Docs

Using Auth0 to secure a CLI

Authentication in CLI programs is straightforward if the identity provider supports sending credentials, like database connections, SMS passwordless and AD. If the identity provider requires a browser redirect, then the process is slightly more complicated.

If your identity provider supports sending credentials, then you should use the Client Credentials Flow. For details on how to implement this, refer to Call API Using the Client Credentials Flow.

Auth0 implements the Authorization Code Flow with Proof Key for Code Exchange (PKCE), which makes use of the Proof Key for Code Exchange enhancement. This flow makes it easy to add authentication to a CLI while keeping higher standards of security.

How the Authorization Code Flow with PKCE Works

Traditionally, public applications (such as mobile apps, SPAs, and CLIs) have used the Implicit Flow to obtain a token. In this flow, there's no application authentication because there's no easy way of storing a client_secret.

The Authorization Code Flow with Proof Key for Code Exchange (PKCE) increases security by adding a cryptographic challenge in the token exchange. This prevents rogue apps from intercepting the response from Auth0 and getting hold of the token.

How to implement the Authorization Code Flow with PKCE

To implement this flow:

  1. Create a Code Verifier. This is a randomly generated value that will be used to generate the code_challenge (which will be sent in the authorization request).

  2. Create a Code Challenge. A hashed (SHA256) and base64Url encoded value, generated using the code_verifier.

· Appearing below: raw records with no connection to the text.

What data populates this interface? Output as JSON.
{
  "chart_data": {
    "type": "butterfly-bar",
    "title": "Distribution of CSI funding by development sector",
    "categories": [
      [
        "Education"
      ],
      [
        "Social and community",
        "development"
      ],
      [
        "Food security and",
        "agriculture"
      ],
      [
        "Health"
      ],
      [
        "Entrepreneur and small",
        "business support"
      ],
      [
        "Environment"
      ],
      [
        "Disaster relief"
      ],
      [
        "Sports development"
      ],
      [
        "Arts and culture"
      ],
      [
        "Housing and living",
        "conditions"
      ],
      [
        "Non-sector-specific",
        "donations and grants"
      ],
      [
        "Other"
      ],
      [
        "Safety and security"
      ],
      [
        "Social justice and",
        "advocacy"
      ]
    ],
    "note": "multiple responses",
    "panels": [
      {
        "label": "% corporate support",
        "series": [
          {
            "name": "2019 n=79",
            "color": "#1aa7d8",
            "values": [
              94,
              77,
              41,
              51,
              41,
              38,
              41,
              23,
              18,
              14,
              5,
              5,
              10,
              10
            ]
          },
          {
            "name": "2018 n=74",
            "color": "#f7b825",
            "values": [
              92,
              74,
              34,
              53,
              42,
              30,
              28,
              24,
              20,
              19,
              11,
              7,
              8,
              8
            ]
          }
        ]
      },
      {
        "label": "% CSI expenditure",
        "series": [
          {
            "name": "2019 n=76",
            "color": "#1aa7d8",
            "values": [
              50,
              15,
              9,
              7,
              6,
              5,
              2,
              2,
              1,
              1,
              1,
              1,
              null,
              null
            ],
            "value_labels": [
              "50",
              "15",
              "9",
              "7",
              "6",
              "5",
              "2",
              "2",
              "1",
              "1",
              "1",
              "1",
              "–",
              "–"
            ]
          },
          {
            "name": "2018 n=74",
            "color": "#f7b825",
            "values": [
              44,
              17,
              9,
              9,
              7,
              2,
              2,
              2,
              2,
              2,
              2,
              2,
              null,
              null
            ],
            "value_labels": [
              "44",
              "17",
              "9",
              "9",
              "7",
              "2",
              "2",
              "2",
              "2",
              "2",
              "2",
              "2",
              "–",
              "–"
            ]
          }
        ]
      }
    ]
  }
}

  3. Initiate the Authorization Request. The regular OAuth 2.0 authorization request, with the caveat that now it includes two parameters: the code_challenge and the code_challenge_method which should be S256. If the authorization is successful, then Auth0 will redirect the browser to the callback with a code query parameter: https://YOUR_APP/callback/?code=123.

In order for the CLI to be able to receive the callback and retrieve the code, it needs to implement an HTTP server that corresponds to the allowed callback for the client.

  1. Exchange the Authorization Code for a Token. With the code, the program then uses the /oauth/token endpoint to obtain a token. In this second step, the CLI program adds a verifier parameter with the exact same random secret generated in step 1. Auth0 uses this to correlate and verify that the request originates from the same application. If successful, the response is another JSON object, with an ID Token and Access Token. Note that if the verifier doesn't match with what was sent in the /authorize endpoint, the request will fail.

For implementation details and sample scripts, refer to Call API Using the Authorization Code Flow with PKCE.